A Huawei afirma ter encontrado um caminho alternativo para regressar à corrida pelos semicondutores mais avançados do mundo. Durante um simpósio em Xangai, a empresa revelou uma estratégia que pretende permitir, até 2031, a produção de chips com densidade de transistores comparável aos processos de 1,4 nm que TSMC, Samsung e Intel planeiam dominar nos próximos anos.
Esta ambição surge num contexto de forte pressão externa, no qual desde 2019, a Huawei está sujeita a sanções impostas pelos Estados Unidos, que restringem o acesso a tecnologias essenciais de fabrico, incluindo equipamentos de litografia avançada. Estas limitações travaram o desenvolvimento da empresa face aos líderes globais, mas também aceleraram a busca por soluções tecnológicas locais, especialmente através da SMIC, que atualmente produz chips de 7 nm utilizados em alguns smartphones recentes da marca. O salto anunciado é, portanto, significativo, com a TSMC a prever iniciar a produção de 1,4 nm já em 2028, mas a Huawei aposta numa abordagem diferente, que não depende exclusivamente da miniaturização tradicional. Desta forma, a empresa está a promover a chamada Lei de Escala Tau, combinada com uma arquitetura de Dobramento Lógico, que reorganiza e empilha circuitos lógicos para aumentar a densidade, reduzir a movimentação de dados e diminuir a latência.
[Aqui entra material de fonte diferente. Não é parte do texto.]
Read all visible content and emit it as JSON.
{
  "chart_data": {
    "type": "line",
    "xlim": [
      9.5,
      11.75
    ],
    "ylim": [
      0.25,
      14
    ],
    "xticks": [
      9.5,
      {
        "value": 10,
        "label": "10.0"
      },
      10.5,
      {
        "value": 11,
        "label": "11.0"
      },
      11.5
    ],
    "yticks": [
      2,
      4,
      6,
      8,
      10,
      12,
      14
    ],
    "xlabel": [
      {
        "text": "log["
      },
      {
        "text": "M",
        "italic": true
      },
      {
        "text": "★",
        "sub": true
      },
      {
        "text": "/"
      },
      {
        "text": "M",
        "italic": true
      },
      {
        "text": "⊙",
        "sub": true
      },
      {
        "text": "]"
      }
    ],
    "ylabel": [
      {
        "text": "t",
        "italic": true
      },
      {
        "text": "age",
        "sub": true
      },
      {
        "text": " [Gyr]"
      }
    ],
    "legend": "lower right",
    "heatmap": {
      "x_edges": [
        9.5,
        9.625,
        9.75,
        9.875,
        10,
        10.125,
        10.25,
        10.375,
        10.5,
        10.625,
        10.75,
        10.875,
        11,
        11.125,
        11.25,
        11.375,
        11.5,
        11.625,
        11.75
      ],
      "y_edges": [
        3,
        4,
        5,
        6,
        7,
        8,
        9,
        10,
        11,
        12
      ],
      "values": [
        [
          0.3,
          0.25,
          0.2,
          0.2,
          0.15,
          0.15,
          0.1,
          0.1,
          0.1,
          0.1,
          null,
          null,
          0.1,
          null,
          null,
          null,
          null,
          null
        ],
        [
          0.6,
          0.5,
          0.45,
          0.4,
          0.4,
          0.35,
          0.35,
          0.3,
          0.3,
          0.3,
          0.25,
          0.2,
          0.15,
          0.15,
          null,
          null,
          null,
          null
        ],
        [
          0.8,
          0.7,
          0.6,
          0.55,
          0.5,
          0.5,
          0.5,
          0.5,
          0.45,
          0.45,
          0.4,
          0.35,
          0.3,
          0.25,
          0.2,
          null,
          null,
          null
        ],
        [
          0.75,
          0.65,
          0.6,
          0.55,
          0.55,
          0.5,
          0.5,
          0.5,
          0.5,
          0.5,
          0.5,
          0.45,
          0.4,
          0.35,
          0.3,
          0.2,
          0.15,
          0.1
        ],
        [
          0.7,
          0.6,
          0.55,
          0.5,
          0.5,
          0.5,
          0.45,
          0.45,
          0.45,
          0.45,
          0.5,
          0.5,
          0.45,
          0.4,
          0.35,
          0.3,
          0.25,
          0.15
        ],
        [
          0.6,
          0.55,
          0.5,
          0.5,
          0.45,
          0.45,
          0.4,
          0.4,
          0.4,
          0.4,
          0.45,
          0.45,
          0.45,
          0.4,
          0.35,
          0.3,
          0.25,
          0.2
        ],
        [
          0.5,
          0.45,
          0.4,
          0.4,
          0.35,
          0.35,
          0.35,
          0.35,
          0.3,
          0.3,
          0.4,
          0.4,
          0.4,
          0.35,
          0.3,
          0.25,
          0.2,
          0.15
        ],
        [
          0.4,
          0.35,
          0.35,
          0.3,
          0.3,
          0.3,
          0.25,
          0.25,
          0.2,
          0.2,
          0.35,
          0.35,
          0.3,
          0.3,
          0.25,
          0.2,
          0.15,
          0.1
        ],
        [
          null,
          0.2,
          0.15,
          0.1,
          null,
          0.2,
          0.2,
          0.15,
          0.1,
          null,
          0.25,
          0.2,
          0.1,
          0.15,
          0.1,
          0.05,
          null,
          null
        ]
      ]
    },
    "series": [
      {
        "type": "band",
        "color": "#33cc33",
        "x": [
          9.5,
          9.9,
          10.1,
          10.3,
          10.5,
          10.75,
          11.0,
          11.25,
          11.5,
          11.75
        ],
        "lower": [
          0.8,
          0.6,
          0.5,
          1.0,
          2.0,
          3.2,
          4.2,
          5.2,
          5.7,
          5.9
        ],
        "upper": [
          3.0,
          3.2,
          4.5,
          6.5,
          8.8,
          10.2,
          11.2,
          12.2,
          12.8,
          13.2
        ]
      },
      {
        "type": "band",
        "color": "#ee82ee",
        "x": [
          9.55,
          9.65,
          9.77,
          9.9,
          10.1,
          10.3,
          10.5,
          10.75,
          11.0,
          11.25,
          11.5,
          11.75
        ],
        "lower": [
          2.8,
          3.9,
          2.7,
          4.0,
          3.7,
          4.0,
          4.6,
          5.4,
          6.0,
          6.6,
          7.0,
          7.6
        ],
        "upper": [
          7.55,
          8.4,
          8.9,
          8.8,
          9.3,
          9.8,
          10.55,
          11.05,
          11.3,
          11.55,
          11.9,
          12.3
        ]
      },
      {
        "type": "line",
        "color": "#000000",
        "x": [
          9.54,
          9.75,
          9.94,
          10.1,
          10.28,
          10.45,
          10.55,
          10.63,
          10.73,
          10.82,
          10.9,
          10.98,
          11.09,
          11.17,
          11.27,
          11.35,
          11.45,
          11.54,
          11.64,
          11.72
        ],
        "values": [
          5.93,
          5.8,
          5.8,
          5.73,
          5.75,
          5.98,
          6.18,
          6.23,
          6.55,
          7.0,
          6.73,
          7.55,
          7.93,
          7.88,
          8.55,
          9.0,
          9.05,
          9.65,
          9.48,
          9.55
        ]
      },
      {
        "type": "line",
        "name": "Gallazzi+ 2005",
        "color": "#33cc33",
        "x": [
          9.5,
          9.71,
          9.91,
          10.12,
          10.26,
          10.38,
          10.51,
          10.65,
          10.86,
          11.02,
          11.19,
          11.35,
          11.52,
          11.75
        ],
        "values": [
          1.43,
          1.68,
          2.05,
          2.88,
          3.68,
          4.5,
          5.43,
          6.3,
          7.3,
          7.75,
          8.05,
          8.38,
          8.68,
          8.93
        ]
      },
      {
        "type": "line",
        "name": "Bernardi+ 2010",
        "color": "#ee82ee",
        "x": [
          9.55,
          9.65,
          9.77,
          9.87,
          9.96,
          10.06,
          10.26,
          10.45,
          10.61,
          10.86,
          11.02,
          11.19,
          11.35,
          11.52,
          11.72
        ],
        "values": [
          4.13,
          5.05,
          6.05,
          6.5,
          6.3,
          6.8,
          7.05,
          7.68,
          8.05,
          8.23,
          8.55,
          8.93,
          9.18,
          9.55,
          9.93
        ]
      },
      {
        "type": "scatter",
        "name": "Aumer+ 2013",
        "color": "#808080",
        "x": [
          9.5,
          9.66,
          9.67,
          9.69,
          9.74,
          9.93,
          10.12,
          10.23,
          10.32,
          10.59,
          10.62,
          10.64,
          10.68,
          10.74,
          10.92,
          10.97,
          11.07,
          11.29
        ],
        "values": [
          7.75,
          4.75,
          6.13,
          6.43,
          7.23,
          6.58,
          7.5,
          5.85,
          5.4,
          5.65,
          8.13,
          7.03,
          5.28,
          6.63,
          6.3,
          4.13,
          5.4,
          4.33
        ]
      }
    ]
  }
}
De acordo com He Tingbo, responsável pela divisão de chips da Huawei, esta abordagem é viável e acessível. A empresa afirma que a arquitetura poderá ser integrada gradualmente nos futuros processadores Kirin, destinados a smartphones, e nos Ascend, voltados para a inteligência artificial. Contudo, e apesar do otimismo, os desafios são enormes, entre eles encontra-se otimização da dissipação térmica, complexidade de software, eficiência industrial e produção em larga escala, que continuam a ser obstáculos significativos. Ainda assim, a estratégia demonstra que a China não pretende esperar pelo acesso às máquinas ocidentais para tentar reduzir a distância tecnológica que a separa dos líderes do setor.